For some, the adjustment to a subsidy-free reality has come via integration, diversifying beyond the strict IPP remit of the past. “What we learn from our other activities feeds into early-stage development,” said Pablo Burgos, general manager and co-founder of Solarpack. “Development teams must understand the entire process, from construction to operation and sale on an asset management basis.”

Smarter land planning

As PV projects balloon in size, industry speakers felt the need for sophistication must extend to land planning. Panellists noted the varying local realities for the procurement of sites, with purchases tough to pull off in some countries and leased arrangements not an option in others. 

In France, said Auger, developers are now moving to buy “huge” sites – even if it is farming land, barring the project from auctions – to then follow years later with a PPA and the addition of storage. “We see a lot more intelligence,” he remarked. “People understand the electricity market better and plan around it.”

A keen eye on land uses can also turn the odds in a developer’s favour. “In Portugal, for instance, it can be very difficult to develop solar in farming land but there are ways you can combine,” said Akuo's Macedo. “Look at agro-synergy – it would make sense for example to integrate floating solar in irrigated agricultural land.”

Alliances with storage, floating solar

Breathing new life into partnerships with storage could help, as it turns out, facilitate the success of subsidy-free solar. As noted by Berto Martins, deputy director for energy markets at EDP, Portugal will have a need for storage and smart grid management to mitigate “imbalances” caused by the roll-out of renewables; how this flexibility will be remunerated must be thought through, he added.

Doubts on the commercial viability of European solar-plus-storage were apparent throughout the two-day conference, with live polling finding large-scale success is not a scenario people anticipate in the next five years. PPAs catering to this modality of co-location may be slow in coming, it was said at one of the panels.

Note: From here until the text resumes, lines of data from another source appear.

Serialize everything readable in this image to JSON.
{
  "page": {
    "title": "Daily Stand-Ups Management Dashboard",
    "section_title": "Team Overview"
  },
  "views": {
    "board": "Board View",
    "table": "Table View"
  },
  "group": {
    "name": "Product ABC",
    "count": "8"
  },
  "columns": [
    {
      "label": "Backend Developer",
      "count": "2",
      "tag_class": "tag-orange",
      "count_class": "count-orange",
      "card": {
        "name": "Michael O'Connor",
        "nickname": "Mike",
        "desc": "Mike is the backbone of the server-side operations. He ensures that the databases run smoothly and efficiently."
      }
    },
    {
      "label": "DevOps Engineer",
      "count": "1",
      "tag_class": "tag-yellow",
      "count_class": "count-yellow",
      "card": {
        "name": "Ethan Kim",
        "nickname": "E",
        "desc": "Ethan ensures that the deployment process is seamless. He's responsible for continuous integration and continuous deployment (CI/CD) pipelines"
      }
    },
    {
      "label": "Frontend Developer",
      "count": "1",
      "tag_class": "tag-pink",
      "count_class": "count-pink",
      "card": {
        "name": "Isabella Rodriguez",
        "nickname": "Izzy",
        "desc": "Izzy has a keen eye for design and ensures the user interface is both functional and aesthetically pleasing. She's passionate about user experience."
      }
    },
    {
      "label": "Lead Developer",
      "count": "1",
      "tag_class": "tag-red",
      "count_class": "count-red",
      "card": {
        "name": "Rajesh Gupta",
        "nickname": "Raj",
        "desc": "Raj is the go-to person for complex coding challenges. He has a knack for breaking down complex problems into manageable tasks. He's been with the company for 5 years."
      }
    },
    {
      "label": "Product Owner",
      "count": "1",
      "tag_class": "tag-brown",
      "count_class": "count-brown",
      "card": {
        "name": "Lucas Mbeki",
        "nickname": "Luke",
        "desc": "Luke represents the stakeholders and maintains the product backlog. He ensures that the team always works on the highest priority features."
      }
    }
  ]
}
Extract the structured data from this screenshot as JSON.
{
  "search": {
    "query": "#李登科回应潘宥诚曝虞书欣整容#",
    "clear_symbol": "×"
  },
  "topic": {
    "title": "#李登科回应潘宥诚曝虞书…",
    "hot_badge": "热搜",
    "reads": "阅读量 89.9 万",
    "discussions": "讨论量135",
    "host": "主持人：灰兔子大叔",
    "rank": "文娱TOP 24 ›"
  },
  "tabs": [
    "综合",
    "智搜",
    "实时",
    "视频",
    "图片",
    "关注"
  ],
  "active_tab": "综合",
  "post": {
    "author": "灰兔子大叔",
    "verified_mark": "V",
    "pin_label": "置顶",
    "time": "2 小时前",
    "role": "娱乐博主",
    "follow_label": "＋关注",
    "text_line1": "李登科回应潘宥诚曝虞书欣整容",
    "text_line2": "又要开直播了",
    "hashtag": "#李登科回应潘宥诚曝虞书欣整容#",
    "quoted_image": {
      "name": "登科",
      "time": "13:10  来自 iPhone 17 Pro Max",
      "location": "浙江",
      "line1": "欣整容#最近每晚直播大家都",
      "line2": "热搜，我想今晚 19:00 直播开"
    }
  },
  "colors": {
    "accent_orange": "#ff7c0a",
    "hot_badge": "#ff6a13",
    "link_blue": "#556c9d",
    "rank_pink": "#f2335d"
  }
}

Another technological newcomer joining the Lisbon spotlight was floating solar. Bard Johansen, CFO of specialist Ocean Sun, updated attendees on the firm’s cost-cutting efforts as it works to become commercially viable by year-end. “Panels are today a third of all costs for our floating systems,” he said. “It’s a commodity so there’s not much you can do so we’re trying to bring other costs down.”

Data dilemmas

Whoever they partner with, zero-subsidy developers were advised by the Lisbon speakers to keep a sharp eye on operations by tapping into data. Asked to pinpoint the key revenue-increasing innovation going forward, various panellists pointed at analytics on short-term production forecasts and tracker technology.

“We’ve been talking digital transformation and the key point is to understand how much value data can bring at what cost,” said Ezio Ravaccia, CFO at Solar Ventures. “We need to dig into the numbers, into our income and revenue, more than in the past. We come from a world where it used to be easy but now it’s more professional.”